Mediterranean Chicken Tacos
This Mediterranean-inspired dish is a heart-healthy option for taco night.
Author: Matthew Kadey, MS, RD - Idea Fit
- 1 lb boneless, skinless chicken thighs
- 1 tsp Italian seasoning
- ¼ tsp salt
- ¼ tsp black pepper
- 1 cup cherry tomatoes halved
- 1 cup cucumber coarsely chopped
- ½ cup red onion coarsely chopped
- ⅓ cup sliced kalamata olives (optional)

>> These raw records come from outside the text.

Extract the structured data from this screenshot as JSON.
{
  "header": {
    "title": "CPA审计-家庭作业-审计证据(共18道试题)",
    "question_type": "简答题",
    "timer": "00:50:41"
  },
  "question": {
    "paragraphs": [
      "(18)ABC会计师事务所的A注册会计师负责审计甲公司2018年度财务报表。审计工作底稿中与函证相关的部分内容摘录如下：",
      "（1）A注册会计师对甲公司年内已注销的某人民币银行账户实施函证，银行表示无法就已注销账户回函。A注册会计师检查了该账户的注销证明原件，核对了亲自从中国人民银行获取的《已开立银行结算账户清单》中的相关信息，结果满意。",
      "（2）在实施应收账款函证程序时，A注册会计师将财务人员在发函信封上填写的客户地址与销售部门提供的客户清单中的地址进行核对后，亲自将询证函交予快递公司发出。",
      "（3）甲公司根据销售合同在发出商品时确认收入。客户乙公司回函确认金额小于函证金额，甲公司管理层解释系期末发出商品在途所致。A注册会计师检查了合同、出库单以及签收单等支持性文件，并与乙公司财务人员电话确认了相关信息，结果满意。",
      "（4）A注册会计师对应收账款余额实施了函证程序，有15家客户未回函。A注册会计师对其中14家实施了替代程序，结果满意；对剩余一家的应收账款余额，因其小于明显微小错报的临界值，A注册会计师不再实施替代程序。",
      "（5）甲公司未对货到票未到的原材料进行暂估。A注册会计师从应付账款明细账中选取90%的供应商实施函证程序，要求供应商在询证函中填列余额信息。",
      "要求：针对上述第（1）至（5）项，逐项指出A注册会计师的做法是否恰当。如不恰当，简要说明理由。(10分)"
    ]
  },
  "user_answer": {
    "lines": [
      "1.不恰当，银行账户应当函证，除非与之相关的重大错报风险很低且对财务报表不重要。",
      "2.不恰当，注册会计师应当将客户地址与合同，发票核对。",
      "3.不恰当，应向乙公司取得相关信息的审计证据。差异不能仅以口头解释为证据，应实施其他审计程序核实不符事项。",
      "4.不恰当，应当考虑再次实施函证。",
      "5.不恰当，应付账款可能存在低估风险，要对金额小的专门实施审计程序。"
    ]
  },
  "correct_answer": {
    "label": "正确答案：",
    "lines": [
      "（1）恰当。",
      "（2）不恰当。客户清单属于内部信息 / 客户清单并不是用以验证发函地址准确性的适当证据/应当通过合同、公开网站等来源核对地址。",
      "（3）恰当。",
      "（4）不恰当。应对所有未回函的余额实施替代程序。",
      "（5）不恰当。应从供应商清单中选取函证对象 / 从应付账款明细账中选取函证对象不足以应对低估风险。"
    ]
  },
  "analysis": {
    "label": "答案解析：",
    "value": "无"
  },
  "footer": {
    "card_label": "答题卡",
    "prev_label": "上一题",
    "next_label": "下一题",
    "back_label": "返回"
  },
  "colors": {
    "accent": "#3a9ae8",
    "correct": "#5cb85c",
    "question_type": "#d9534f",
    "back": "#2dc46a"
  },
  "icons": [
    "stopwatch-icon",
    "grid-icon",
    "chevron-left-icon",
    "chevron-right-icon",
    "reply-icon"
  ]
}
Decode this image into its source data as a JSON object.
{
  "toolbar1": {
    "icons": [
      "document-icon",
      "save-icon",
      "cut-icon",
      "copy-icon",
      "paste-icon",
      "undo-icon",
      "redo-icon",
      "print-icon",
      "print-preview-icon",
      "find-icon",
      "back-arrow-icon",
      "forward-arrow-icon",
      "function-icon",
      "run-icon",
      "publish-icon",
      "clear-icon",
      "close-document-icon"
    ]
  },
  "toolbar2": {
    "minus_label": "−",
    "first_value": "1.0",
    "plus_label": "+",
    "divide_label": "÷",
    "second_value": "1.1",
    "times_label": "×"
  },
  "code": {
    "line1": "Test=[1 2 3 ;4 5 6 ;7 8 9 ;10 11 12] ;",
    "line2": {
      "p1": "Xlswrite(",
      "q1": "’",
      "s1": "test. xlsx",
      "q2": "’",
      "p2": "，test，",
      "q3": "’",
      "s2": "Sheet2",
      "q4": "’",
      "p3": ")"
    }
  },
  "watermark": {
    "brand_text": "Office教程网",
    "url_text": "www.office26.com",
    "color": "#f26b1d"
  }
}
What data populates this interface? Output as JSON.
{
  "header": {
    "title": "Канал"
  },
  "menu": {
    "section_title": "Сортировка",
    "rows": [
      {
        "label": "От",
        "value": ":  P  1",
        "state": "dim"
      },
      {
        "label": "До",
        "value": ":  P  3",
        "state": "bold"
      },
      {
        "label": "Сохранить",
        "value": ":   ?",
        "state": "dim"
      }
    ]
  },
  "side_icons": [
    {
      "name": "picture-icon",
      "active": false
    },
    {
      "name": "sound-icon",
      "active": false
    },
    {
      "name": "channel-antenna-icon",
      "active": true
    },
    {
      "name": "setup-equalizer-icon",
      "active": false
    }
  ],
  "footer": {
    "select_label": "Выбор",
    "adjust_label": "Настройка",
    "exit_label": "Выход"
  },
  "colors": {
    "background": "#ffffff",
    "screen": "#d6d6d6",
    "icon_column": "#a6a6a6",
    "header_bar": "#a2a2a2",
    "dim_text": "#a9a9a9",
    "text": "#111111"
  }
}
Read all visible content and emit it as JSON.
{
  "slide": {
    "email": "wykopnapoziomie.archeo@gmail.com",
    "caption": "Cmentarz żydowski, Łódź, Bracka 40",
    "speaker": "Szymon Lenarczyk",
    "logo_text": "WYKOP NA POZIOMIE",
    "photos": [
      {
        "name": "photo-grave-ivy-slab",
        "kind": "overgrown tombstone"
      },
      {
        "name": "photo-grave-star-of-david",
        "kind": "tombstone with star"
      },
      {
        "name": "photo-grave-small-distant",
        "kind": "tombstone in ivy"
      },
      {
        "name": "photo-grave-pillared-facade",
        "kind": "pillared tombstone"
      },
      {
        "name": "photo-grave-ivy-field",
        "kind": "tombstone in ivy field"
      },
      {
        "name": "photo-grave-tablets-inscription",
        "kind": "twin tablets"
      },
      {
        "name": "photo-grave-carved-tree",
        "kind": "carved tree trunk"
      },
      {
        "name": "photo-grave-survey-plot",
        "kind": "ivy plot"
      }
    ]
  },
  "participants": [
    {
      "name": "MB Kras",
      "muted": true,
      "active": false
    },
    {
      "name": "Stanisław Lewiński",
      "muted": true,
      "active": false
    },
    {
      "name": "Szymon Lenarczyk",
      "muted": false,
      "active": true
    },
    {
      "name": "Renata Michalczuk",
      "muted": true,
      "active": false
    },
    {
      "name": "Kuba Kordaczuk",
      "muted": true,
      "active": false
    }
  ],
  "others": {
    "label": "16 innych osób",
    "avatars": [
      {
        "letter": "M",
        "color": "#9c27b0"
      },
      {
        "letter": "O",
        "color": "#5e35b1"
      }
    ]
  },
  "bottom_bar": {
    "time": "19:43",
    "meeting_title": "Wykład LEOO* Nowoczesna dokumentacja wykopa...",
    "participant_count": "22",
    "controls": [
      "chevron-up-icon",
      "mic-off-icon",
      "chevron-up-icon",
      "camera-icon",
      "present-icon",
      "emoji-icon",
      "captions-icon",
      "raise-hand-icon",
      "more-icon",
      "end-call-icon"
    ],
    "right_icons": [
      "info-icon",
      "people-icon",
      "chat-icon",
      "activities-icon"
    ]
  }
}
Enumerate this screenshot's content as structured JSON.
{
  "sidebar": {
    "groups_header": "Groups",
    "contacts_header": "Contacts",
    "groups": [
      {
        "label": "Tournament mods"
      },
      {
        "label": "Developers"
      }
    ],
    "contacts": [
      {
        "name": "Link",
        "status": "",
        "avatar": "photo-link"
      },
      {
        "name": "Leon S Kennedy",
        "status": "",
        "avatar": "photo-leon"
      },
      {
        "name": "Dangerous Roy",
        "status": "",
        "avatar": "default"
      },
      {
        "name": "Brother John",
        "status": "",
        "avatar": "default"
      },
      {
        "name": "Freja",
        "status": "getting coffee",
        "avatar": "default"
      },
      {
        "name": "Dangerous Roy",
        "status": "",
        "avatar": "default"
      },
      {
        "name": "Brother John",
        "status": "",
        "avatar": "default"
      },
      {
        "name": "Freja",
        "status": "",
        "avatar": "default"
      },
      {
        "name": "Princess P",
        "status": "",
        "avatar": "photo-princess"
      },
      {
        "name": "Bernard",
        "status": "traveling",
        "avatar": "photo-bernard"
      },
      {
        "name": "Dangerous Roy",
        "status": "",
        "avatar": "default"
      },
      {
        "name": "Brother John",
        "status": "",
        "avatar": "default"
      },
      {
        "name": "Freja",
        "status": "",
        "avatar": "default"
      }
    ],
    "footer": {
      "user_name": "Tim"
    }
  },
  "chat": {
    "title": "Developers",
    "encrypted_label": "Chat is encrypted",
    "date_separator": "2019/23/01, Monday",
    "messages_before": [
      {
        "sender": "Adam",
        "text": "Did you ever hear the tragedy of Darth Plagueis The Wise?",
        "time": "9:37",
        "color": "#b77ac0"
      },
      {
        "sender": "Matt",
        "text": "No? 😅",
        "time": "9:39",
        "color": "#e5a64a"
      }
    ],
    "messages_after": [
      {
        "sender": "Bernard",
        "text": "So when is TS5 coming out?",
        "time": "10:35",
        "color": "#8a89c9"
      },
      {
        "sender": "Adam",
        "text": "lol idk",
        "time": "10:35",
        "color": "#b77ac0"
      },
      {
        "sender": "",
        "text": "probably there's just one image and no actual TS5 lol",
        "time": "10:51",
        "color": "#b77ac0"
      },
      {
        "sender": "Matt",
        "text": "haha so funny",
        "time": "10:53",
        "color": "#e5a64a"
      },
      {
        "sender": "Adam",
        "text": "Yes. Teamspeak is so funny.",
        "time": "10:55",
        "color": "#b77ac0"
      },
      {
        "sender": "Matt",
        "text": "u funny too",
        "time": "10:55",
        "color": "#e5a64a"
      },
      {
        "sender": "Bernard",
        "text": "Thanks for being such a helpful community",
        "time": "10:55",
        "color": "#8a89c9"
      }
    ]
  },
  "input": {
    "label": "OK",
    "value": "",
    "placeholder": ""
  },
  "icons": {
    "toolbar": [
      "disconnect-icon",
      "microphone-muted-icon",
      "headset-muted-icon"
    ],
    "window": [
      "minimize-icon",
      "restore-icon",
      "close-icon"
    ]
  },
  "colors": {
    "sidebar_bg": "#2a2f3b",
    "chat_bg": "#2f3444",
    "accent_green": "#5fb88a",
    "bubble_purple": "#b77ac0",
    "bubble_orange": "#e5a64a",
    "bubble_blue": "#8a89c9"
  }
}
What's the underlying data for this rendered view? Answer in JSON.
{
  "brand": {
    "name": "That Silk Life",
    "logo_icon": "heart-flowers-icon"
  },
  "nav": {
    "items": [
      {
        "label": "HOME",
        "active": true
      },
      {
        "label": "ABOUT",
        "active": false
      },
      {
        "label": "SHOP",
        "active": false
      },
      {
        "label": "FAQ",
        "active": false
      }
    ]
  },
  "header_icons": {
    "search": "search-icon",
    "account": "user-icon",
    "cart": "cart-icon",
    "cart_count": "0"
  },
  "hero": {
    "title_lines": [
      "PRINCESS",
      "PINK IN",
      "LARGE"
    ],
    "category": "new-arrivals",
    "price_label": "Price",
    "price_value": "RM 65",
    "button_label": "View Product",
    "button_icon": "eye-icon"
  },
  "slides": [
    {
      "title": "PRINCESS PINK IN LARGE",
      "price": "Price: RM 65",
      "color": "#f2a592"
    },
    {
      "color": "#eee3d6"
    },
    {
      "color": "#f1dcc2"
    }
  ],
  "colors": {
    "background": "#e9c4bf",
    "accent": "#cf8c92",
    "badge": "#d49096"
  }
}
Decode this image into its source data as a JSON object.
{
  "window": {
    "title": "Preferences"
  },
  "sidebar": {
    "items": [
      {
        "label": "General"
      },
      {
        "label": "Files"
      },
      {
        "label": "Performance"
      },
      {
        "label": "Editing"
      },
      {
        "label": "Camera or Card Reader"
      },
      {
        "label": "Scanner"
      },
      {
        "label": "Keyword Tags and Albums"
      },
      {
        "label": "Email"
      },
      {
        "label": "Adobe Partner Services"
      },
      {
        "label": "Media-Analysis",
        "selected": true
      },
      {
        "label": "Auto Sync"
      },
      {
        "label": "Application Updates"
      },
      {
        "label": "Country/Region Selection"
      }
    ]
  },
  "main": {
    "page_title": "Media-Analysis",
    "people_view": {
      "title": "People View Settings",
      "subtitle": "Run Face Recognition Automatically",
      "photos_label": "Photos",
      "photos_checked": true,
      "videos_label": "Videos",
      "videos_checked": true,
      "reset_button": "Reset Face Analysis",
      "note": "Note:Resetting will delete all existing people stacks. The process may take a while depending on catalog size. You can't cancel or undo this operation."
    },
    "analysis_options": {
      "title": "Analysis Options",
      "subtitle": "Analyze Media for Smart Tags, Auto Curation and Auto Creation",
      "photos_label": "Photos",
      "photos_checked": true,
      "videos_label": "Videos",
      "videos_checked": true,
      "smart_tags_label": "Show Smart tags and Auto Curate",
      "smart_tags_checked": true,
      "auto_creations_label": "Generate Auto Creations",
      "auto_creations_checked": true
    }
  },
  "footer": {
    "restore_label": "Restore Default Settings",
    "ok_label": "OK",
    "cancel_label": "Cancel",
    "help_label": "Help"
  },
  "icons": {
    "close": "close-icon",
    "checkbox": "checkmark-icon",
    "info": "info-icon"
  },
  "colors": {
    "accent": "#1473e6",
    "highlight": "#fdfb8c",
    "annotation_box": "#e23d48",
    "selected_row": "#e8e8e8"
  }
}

- 1 jalapeno pepper seeded and finely chopped (optional)
- 1 Tbsp balsamic vinegar
- 2 Tbsp tahini
- 2 Tbsp extra-virgin olive oil
- juice of ½ lemon
- ½ tsp cumin powder
- 1 clove garlic grated or minced
- ¾ cup prepared hummus
- 8 tortillas warmed
- ½ cup crumbled feta
- ⅓ cup parsley
Preheat oven to 400℉.
Stir together Italian seasoning, salt and black pepper. Rub mixture onto chicken. Place chicken on a greased baking sheet and roast until meat reaches an internal temperature of 165℉, about 20 minutes.
Let chicken rest for 5 minutes and then slice.
In a bowl, toss together tomatoes, cucumber, onion, olives and jalapeno. Stir in balsamic vinegar.
In a small bowl, whisk together tahini, olive oil, lemon juice and garlic.
To serve, spread hummus on tortillas and top with chicken and tomato mixture.
Drizzle on tahini sauce. Sprinkle on feta and parsley.